For the purposes of the evaluation of algorithm correctness it is best to test its behavior on data with available ground truth information. Unfortunately ground truth is usually not availbale in fluorescence microscopy. Therefore we have been working on simulation software that can generate both ground truth images (artificial objects similar to cells) as well as images of these artificial objects after passing the optical and/or electronic set-up. The latter images are the input of the algorithm. The algorithm results (e.g., segmenattaion or measurement results) are then compared to ground truth data (e.g., true boundary or true measurement values).

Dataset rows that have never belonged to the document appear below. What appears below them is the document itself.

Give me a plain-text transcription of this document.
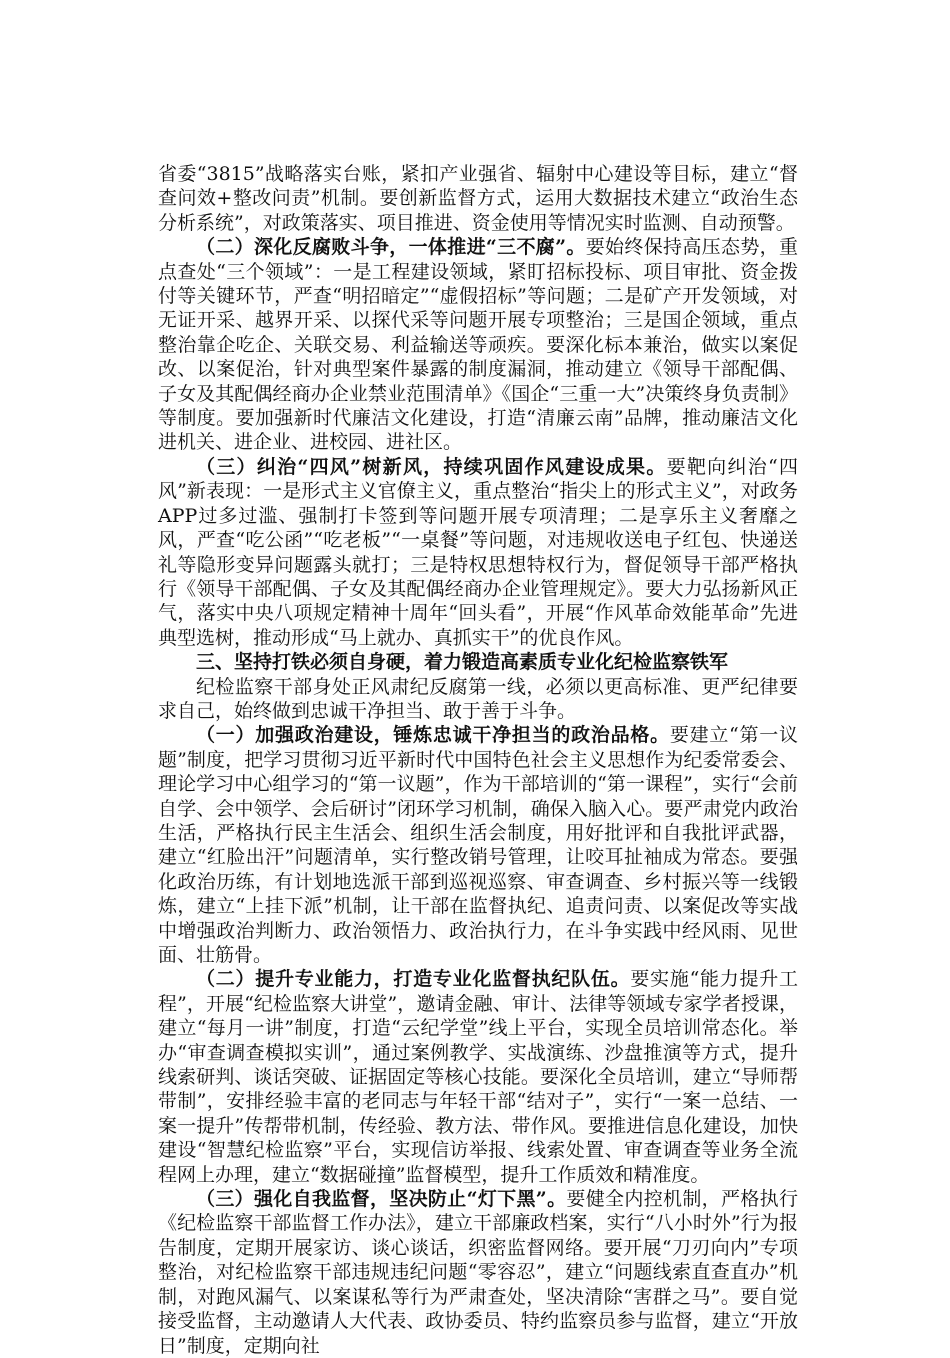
省委“3815”战略落实台账，紧扣产业强省、辐射中心建设等目标，建立“督查问效+整改问责”机制。要创新监督方式，运用大数据技术建立“政治生态分析系统”，对政策落实、项目推进、资金使用等情况实时监测、自动预警。

（二）深化反腐败斗争，一体推进“三不腐”。要始终保持高压态势，重点查处“三个领域”：一是工程建设领域，紧盯招标投标、项目审批、资金拨付等关键环节，严查“明招暗定”“虚假招标”等问题；二是矿产开发领域，对无证开采、越界开采、以探代采等问题开展专项整治；三是国企领域，重点整治靠企吃企、关联交易、利益输送等顽疾。要深化标本兼治，做实以案促改、以案促治，针对典型案件暴露的制度漏洞，推动建立《领导干部配偶、子女及其配偶经商办企业禁业范围清单》《国企“三重一大”决策终身负责制》等制度。要加强新时代廉洁文化建设，打造“清廉云南”品牌，推动廉洁文化进机关、进企业、进校园、进社区。

（三）纠治“四风”树新风，持续巩固作风建设成果。要靶向纠治“四风”新表现：一是形式主义官僚主义，重点整治“指尖上的形式主义”，对政务APP过多过滥、强制打卡签到等问题开展专项清理；二是享乐主义奢靡之风，严查“吃公函”“吃老板”“一桌餐”等问题，对违规收送电子红包、快递送礼等隐形变异问题露头就打；三是特权思想特权行为，督促领导干部严格执行《领导干部配偶、子女及其配偶经商办企业管理规定》。要大力弘扬新风正气，落实中央八项规定精神十周年“回头看”，开展“作风革命效能革命”先进典型选树，推动形成“马上就办、真抓实干”的优良作风。

三、坚持打铁必须自身硬，着力锻造高素质专业化纪检监察铁军

纪检监察干部身处正风肃纪反腐第一线，必须以更高标准、更严纪律要求自己，始终做到忠诚干净担当、敢于善于斗争。

（一）加强政治建设，锤炼忠诚干净担当的政治品格。要建立“第一议题”制度，把学习贯彻习近平新时代中国特色社会主义思想作为纪委常委会、理论学习中心组学习的“第一议题”，作为干部培训的“第一课程”，实行“会前自学、会中领学、会后研讨”闭环学习机制，确保入脑入心。要严肃党内政治生活，严格执行民主生活会、组织生活会制度，用好批评和自我批评武器，建立“红脸出汗”问题清单，实行整改销号管理，让咬耳扯袖成为常态。要强化政治历练，有计划地选派干部到巡视巡察、审查调查、乡村振兴等一线锻炼，建立“上挂下派”机制，让干部在监督执纪、追责问责、以案促改等实战中增强政治判断力、政治领悟力、政治执行力，在斗争实践中经风雨、见世面、壮筋骨。

（二）提升专业能力，打造专业化监督执纪队伍。要实施“能力提升工程”，开展“纪检监察大讲堂”，邀请金融、审计、法律等领域专家学者授课，建立“每月一讲”制度，打造“云纪学堂”线上平台，实现全员培训常态化。举办“审查调查模拟实训”，通过案例教学、实战演练、沙盘推演等方式，提升线索研判、谈话突破、证据固定等核心技能。要深化全员培训，建立“导师帮带制”，安排经验丰富的老同志与年轻干部“结对子”，实行“一案一总结、一案一提升”传帮带机制，传经验、教方法、带作风。要推进信息化建设，加快建设“智慧纪检监察”平台，实现信访举报、线索处置、审查调查等业务全流程网上办理，建立“数据碰撞”监督模型，提升工作质效和精准度。

（三）强化自我监督，坚决防止“灯下黑”。要健全内控机制，严格执行《纪检监察干部监督工作办法》，建立干部廉政档案，实行“八小时外”行为报告制度，定期开展家访、谈心谈话，织密监督网络。要开展“刀刃向内”专项整治，对纪检监察干部违规违纪问题“零容忍”，建立“问题线索直查直办”机制，对跑风漏气、以案谋私等行为严肃查处，坚决清除“害群之马”。要自觉接受监督，主动邀请人大代表、政协委员、特约监察员参与监督，建立“开放日”制度，定期向社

TRAgen: 2D sequence generator for biomedical tracking Download

Main author: Vladimír Ulman

Similarily to the main Simulation toolbox above, this tool allows for generating 2D image sequences showing simulated living cell populations together with ground-truth images for evaluation of cell tracking tasks. The simulated events include namely cell motion, cell division, cell death, and cell clustering up to tissue-level density. TRAgen features complete cell cycle with shape changes due to rounding and elongation of a cell just before its division.

AOGMMeasure Download

Main authors: Pavel Matula and Martin Maška

AOGMMeasure is a standalone console application intended for computing a cell tracking accuracy measure based on matching acyclic oriented graphs. For a given reference and computed graph, the measure assesses how difficult it is to transform the computed graph into the reference one. The difficulty is measured as a weighted sum of the lowest number of graph operations needed to make the graphs identical.

HEp-2 Cells Classifier

Main authors: Roman Stoklasa, Tomáš Majtner

HEp-2 Cells Classifier is an implementation of a k-nearest neighbor classifier build on top of the MESSIF framework. It was developed for the Contest on HEp-2 Cells Classification, which was hosted by the 21st International Conference on Pattern Recognition (ICPR) in 2012.

RSurf Texture Descriptor

Main authors: Tomáš Majtner, Roman Stoklasa

RSurf is a texture-based image descriptor originaly designed for the classification of HEp-2 cell images. It considers input 2D image as a topographic surface on which various properties (height, length, integral and number of sign changes of the second derivative) of each slope in the image are computed and the statistics of them are derived.

Optic project

Main author: Jakub Kulaviak

Optic project is a stand-alone application used for the optimization of light throughput and contrast in fluorescence microscopy. It contains the database of spectral behaviour of light sources, filters, mirrors, fluorochormes as well as light detectors. We offer this application for public use.

TransMap viewer

Main author: Michal Strehovský

TransMap Viewer is a tool designed for visualization of gene expression data acquired using microarray technology. TransMap Viewer employs transcription maps to uncover clustering of highly expressed genes in chromosomal domains.

FTutor

Main author: Petr Sečkář

FTutor is a software that provides educational tool for Fourier transform and its application in the field of digital image processing. It aims to attractively, yet clearly, explain how Fourier transform works, and uncover the potential that lies behind using this transformation.

ExosomeAnalyzer

Main author: Martin Maška, Jakub Jozef Pálenik

ExosomeAnalyzer is a stand-alone application used for detection and segmentation of exosomes (or microvesicules) in TEM images and measurement of their shape and size parameters.

ImageJ plugin for cell segmentation

Main author: Jan Ježek

ImageJ plugin for cell segmentation is designed for an automatic and semi-automatic segmentation of organelles in cells in TEM images and measurement of their parameters. It was primarily developed for endoplasmatic reticulum (ER) stress analysis.